Зайдя в церковь, они отнесли продукты на кухню, и Мэри Лу начала готовить. Частити убежала поливать свои цветы: она посадила их весной, бегала проверять каждый раз, когда выходила из церкви, и чуть не лопалась от гордости, сколько красок и красоты ее цветник несет в черно-серый город. Криденс тем временем выгреб почту из ящика.
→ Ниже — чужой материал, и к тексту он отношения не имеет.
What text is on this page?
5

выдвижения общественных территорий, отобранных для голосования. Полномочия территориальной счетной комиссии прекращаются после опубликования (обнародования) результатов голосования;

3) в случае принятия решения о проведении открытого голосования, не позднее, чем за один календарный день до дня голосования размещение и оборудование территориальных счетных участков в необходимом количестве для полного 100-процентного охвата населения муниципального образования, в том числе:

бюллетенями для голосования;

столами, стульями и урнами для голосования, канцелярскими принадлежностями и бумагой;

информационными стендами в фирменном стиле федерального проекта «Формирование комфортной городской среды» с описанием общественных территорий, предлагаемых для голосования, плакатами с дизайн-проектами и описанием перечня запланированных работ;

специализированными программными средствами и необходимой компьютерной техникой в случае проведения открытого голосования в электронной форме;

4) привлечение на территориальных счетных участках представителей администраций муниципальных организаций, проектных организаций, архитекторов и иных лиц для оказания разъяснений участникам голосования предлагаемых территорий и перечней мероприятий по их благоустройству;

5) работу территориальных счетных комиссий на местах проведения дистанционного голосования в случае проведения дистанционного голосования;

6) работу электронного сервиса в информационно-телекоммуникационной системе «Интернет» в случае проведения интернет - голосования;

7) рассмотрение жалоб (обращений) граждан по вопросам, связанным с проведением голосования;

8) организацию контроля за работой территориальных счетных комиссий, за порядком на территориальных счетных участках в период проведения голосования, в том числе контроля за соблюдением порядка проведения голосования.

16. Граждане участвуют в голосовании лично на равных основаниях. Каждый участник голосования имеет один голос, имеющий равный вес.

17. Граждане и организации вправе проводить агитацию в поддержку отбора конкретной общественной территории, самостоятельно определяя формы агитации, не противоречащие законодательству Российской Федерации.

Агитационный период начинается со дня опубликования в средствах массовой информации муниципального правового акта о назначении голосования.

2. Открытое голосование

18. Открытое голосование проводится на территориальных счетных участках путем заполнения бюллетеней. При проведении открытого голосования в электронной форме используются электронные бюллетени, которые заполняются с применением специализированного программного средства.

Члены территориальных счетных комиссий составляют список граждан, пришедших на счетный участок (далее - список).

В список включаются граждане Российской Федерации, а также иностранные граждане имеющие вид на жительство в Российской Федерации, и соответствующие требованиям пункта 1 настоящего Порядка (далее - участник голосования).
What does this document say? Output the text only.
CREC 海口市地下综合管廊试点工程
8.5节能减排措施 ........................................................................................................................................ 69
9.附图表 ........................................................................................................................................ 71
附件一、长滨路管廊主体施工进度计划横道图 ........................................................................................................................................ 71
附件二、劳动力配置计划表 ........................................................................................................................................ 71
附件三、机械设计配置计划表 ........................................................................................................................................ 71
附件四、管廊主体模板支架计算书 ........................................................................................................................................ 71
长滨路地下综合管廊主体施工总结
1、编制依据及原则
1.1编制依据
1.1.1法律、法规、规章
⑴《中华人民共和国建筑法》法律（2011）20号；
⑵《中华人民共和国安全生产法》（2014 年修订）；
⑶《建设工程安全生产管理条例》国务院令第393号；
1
— Тут одно для меня, — едва вернувшись, с предвкушением сказал он и передал Мэри Лу всю стопку со своим письмом сверху. Никогда до этого он не получал писем, и ему в голову не пришло открыть его самому.

Мэри Лу взяла письмо, посмотрела на обратный адрес, чтобы узнать, откуда оно пришло, — и отбросила, точно змею.

Школа чародейства и волшебства Ильверморни, — повторила она, посмотрела на Криденса и глаза ее вспыхнули. — Кто они? Что они собираются с тобой сделать?

Криденс побледнел, потому что изумился не меньше, чем она.

— Я… я не знаю, мам. Я только увидел, что оно для меня.

Мэри Лу, не сводя с него подозрительного взгляда, взяла письмо, зажгла еще одну горелку на плите и и сунула письмо в огонь; через несколько минут оно превратилось в черный пепел.


* * *


Следующим утром Криденс проснулся от того, что в наволочке что-то было; он вывернул ее, и наружу выпал конверт. Сердце скакнуло к горлу, потому что Криденс узнал герб — тот же, что и на вчерашнем письме; он не знал, что пугает его больше — то, что старое письмо как-то возродилось из пламени, или то, что кто-то был в его комнате и принес новое. Частити, конечно же, не могла подложить его даже в качестве шутки.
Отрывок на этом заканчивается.